« Ce qu’on appelle précisément l’art de la parole est éminemment le talent des Français, et c’est par l’art de la parole qu’on règne sur les hommes. »

Les Journées de l’éloquence naissent d’une amitié, affermie par cette conviction commune que résume Joseph de Maistre : l’éloquence est un art, l’attribut du pouvoir et une vieille tradition nationale.

Un art, d’abord, car l’éloquence s’étoffe de deux attributs paradoxaux, qui lui confèrent sa beauté et sa force. Elle répond à des exigences de style et de technique qu’étudient la grammaire et la rhétorique depuis la Grèce antique. Mais elle déborde ces contraintes, par ingéniosité, pour ne jamais perdre en audace, en imagination, en pureté. L’« art » oratoire, rigoureux comme vivace, est en somme un fleuve en même temps qu’un canal.

L’attribut du pouvoir ensuite, car l’éloquence est aux sociétés civilisées ce que la force est à la barbarie, un objet de fascination et d’entraînement. L’orateur convainc par l’évidence de la raison, il séduit par la fougue des passions. La puissance de l’éloquence fait donc également d’elle un torrent, capable de transformer le réel, de déjouer la fatalité.
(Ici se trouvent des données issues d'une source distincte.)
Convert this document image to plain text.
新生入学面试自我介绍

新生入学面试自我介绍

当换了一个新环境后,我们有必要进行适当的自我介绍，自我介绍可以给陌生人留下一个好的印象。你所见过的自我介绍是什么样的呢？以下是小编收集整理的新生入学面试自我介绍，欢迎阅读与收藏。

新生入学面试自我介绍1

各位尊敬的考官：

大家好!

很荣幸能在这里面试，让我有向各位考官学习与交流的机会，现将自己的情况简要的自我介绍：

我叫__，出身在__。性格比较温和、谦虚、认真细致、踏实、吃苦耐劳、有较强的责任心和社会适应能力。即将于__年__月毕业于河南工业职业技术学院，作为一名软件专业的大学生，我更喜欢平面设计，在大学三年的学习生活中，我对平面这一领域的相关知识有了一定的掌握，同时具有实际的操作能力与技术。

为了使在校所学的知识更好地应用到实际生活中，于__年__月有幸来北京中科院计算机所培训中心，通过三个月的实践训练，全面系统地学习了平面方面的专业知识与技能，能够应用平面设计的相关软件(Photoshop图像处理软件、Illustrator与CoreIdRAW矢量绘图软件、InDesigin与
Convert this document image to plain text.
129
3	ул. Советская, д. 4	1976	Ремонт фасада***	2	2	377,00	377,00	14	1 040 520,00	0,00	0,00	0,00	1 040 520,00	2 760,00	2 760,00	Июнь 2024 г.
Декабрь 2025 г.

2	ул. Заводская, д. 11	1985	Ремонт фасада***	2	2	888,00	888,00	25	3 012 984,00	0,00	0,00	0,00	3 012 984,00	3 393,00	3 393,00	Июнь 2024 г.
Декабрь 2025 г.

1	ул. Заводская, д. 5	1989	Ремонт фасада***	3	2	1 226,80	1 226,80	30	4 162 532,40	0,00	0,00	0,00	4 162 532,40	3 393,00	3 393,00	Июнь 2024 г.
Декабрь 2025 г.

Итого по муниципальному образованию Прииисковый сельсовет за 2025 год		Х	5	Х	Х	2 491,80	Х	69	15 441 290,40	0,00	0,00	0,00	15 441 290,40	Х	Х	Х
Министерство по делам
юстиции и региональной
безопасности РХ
Une vieille tradition nationale enfin, qui étaye cet aspect démiurgique, car l’éloquence a plusieurs fois changé le cours de l’histoire de France. De l’apostrophe de Mirabeau à Dreux-Brézé au discours pour l’abolition de la peine de mort, en mentionnant parmi tant d’autres Lamartine devant l’Hôtel de Ville, Gambetta à Montmartre, Jaurès à Carmaux et de Gaulle sur les Champs-Élysées, notre pays fut irrigué par les mots de ses tribuns. Plus fondamentalement, le français, qualifié d’« idiome de la Liberté » par les sympathisants des Lumières dès le XVIIIe siècle, manifeste cette importance du langage. Langue de la raison pour les uns, de la loi pour les autres, sa vocation universelle est une vocation à l’échange, à la recherche de d’adhésion de l’autre.

Ces convictions fermentèrent dans l’esprit des fondateurs de ce festival, déplorant que l’éloquence ne soit auparavant le thème d’aucune rencontre particulière, qu’elle ne dispose d’aucun lieu pour sa mise à l’honneur public. L’impulsion qui décida de l’élaboration du projet fut le soutien de la mairie d’Aix-en-Provence. Grâce à elle, l’éloquence – fleuve, canal et torrent – jaillit du sol de l’un de ses meilleurs virtuoses : celui de Mirabeau, la « Torche de Provence ». L’accueil chaleureux de la population, depuis, témoigne de ce que ces convictions sont en partage.